Penikaman di Nice Tewaskan 3 Korban

Suasana jalan Norvins di Montmartre di distrik 18 Paris, selama penerapan jam malam, Jumat (23/10/2020). Prancis memperpanjang jam malam untuk sembilan kota yang menjadikan sebanyak 46 juta orang harus berada di rumah mulai pukul 21.00-06.00 guna mencegah meluasnya virus corona. (Valery HACHE/AFP)
Suasana jalan Norvins di Montmartre di distrik 18 Paris, selama penerapan jam malam, Jumat (23/10/2020). Prancis memperpanjang jam malam untuk sembilan kota yang menjadikan sebanyak 46 juta orang harus berada di rumah mulai pukul 21.00-06.00 guna mencegah meluasnya virus corona. (Valery HACHE/AFP)

Salah satu dari tiga korban yang tewas, adalah seorang perempuan berusia 60 tahun yang tewas di dalam gereja dengan luka gorokan di bagian lehernya.

Sementara korban kedua adalah seorang pria yang merupakan seorang pegawai gereja berusia 45 tahun.

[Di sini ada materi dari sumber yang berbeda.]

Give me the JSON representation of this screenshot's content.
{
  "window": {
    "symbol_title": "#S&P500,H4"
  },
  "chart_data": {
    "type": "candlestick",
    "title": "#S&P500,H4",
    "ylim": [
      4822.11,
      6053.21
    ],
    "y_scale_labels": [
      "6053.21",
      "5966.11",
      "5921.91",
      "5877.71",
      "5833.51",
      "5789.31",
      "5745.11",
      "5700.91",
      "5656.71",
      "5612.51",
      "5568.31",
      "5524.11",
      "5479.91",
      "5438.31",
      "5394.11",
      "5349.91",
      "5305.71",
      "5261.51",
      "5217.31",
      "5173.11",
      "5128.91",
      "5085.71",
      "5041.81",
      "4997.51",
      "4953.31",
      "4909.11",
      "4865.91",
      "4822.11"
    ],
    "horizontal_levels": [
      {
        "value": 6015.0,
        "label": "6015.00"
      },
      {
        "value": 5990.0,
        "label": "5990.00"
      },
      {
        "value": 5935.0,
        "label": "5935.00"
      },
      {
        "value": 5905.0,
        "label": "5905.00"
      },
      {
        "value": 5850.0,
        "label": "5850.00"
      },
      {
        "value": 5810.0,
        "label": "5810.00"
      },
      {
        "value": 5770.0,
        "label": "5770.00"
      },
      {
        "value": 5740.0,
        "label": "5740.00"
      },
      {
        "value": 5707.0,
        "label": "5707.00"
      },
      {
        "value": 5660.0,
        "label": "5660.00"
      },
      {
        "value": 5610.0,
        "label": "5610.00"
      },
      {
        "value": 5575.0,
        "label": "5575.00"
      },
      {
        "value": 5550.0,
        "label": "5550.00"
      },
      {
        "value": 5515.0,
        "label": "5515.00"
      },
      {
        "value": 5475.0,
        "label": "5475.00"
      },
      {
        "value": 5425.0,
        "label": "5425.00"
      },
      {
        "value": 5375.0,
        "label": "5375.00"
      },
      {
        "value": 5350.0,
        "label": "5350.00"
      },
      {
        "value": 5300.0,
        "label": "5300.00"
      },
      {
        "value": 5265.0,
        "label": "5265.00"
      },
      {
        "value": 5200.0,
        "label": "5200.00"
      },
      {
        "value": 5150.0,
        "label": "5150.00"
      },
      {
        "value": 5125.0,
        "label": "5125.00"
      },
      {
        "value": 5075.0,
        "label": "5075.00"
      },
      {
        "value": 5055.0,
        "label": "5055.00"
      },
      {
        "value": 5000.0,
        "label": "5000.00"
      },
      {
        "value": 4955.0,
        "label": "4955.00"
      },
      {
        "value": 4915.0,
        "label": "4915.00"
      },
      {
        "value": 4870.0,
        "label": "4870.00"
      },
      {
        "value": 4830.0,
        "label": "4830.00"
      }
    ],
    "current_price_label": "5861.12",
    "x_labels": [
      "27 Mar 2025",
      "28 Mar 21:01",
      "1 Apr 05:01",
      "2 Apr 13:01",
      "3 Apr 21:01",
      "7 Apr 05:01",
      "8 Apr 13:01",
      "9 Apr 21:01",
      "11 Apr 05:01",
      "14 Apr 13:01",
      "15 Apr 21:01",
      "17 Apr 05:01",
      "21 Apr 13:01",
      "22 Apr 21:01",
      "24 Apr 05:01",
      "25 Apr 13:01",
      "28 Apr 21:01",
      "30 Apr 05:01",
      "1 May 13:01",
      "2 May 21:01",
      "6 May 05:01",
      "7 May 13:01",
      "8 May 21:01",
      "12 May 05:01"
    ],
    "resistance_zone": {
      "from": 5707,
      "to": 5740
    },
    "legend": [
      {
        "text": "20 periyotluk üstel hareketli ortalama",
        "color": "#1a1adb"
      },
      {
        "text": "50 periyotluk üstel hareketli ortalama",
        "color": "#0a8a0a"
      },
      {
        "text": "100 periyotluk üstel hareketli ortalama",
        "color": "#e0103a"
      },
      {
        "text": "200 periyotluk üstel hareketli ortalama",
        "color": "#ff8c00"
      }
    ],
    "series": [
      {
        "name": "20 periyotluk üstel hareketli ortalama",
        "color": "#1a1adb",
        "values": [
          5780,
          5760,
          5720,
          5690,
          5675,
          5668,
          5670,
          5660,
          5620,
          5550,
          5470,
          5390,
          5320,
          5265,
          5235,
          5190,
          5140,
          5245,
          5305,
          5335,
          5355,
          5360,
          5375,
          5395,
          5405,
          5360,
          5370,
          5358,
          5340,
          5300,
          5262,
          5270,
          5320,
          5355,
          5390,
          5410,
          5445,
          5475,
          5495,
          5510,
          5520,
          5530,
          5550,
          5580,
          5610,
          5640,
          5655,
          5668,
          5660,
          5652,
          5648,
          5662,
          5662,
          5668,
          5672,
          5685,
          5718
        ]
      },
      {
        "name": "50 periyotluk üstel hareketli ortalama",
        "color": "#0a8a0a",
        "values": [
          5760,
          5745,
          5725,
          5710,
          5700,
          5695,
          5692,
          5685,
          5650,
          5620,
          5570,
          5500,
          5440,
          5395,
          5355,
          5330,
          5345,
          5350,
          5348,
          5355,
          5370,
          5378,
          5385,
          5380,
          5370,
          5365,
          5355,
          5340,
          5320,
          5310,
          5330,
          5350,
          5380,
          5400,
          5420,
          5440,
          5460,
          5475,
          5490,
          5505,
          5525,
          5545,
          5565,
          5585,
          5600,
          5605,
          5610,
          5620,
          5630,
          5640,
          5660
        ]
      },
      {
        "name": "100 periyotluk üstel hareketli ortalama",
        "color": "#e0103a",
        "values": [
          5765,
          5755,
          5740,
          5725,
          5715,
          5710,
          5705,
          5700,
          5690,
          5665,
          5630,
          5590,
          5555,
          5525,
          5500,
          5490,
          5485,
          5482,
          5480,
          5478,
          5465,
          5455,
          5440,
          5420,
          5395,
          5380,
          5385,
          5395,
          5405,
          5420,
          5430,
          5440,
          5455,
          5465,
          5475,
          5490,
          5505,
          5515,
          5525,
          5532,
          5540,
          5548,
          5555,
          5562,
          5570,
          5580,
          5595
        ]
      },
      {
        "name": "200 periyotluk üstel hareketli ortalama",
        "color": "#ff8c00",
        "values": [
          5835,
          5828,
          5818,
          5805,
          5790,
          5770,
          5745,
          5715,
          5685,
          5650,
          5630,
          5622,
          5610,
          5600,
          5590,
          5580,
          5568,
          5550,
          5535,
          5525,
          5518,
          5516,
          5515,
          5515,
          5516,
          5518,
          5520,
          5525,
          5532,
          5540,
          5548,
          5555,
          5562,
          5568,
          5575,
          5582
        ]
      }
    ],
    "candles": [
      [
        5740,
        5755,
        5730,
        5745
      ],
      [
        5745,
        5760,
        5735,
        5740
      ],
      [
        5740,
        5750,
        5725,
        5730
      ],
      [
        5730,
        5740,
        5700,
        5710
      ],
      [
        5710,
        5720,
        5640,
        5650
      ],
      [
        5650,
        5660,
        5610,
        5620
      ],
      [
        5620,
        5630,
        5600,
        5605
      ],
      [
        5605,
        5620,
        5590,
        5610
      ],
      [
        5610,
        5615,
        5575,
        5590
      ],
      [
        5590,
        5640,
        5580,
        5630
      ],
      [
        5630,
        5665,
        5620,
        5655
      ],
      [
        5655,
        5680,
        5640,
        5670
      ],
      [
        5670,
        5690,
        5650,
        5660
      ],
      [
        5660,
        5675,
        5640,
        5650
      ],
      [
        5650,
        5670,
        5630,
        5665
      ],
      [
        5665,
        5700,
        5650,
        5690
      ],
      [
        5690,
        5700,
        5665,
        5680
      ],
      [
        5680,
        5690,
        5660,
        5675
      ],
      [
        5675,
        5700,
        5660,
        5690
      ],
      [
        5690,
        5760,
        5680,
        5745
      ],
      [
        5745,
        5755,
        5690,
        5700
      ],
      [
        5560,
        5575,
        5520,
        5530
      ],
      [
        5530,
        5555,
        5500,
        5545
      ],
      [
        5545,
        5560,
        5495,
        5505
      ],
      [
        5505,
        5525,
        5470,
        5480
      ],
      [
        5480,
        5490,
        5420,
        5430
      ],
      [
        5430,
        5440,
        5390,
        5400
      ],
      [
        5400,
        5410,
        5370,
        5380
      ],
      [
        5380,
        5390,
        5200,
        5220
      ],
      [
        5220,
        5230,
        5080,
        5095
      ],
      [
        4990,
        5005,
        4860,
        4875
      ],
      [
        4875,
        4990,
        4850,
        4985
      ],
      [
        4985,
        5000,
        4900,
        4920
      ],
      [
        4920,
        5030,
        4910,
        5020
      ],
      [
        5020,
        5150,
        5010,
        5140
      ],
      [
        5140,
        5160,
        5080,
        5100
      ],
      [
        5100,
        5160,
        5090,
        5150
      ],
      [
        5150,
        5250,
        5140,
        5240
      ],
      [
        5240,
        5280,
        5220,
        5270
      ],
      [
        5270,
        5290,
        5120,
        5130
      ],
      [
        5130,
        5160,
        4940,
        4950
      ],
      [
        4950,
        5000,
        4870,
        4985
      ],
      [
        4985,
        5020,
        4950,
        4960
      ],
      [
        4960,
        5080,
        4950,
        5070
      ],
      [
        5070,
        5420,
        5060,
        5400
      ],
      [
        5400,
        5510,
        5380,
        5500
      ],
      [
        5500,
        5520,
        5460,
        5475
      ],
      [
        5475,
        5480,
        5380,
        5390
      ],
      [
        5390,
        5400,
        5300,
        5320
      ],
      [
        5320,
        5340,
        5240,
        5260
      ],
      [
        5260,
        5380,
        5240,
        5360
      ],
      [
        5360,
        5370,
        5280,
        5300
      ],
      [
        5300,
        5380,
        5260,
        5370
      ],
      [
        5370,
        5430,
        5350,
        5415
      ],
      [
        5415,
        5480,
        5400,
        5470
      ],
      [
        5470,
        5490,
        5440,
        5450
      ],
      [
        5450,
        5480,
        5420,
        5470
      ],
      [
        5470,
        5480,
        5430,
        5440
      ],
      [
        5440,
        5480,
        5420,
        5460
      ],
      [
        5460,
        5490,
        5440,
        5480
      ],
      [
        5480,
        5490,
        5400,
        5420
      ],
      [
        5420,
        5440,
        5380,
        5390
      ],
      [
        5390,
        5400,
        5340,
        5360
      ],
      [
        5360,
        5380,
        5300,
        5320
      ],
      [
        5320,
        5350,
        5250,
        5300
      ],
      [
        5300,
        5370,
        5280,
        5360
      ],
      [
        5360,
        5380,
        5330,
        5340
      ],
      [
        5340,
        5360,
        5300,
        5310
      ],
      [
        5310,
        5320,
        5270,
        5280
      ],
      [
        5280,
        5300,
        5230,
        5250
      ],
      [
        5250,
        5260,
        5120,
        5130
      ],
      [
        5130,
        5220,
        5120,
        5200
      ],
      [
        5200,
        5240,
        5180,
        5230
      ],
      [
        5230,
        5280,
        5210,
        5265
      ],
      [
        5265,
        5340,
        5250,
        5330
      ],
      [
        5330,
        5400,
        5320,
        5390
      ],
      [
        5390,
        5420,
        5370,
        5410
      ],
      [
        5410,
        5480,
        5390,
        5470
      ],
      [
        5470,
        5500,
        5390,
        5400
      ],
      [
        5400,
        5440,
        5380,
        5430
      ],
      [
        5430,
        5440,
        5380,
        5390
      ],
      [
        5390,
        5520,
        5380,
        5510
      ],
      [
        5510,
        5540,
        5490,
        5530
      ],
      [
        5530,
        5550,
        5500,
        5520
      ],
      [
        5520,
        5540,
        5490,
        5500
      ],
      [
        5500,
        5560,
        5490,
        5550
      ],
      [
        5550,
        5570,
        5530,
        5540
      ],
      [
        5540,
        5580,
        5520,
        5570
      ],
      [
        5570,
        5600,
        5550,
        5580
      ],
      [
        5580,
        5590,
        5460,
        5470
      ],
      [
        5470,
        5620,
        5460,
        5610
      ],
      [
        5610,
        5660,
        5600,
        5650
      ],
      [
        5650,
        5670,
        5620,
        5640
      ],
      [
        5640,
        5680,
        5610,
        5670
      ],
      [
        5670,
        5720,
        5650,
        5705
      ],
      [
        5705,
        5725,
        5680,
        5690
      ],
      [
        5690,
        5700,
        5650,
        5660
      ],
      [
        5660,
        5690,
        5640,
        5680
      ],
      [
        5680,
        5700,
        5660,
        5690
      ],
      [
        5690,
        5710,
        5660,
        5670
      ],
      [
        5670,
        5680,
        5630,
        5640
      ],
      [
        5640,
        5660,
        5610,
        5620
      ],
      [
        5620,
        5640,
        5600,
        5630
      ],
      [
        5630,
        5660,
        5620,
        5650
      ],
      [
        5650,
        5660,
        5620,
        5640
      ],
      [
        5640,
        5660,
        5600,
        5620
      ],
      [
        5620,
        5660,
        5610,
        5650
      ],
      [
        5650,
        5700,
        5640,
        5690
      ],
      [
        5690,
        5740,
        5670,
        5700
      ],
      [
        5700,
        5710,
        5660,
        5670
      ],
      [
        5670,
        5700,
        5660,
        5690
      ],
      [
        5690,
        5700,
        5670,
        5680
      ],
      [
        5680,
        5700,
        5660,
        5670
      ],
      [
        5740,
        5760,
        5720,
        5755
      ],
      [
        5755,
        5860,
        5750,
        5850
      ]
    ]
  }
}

Adapun korban lainnya, yakni seorang perempuan berusia 44 tahun yang melarikan diri dari gereja ke restoran terdekat.

Namun sayangnya, nyawa perempuan tersebut tidak berhasil diselamatkan karena beberapa luka tusukan yang dialaminya.

Tersangka kemudian ditembak oleh polisi dan mengalami luka, saat mereka tiba dengan cepat di lokasi insiden.

Pihak berwenang Prancis menganggap insiden itu sebagai serangan teroris, dengan jaksa anti-teroris yang segera membuka penyelidikan atas "pembunuhan dan percobaan pembunuhan yang terkait dengan serangan teroris".

Presiden Prancis Emmanuel Macron menyebut insiden itu sebagai "serangan teroris Islam".

Pembunuhan itu terjadi hanya dua pekan setelah seorang guru sejarah di Prancis tewas dipenggal di wilayah utara Paris.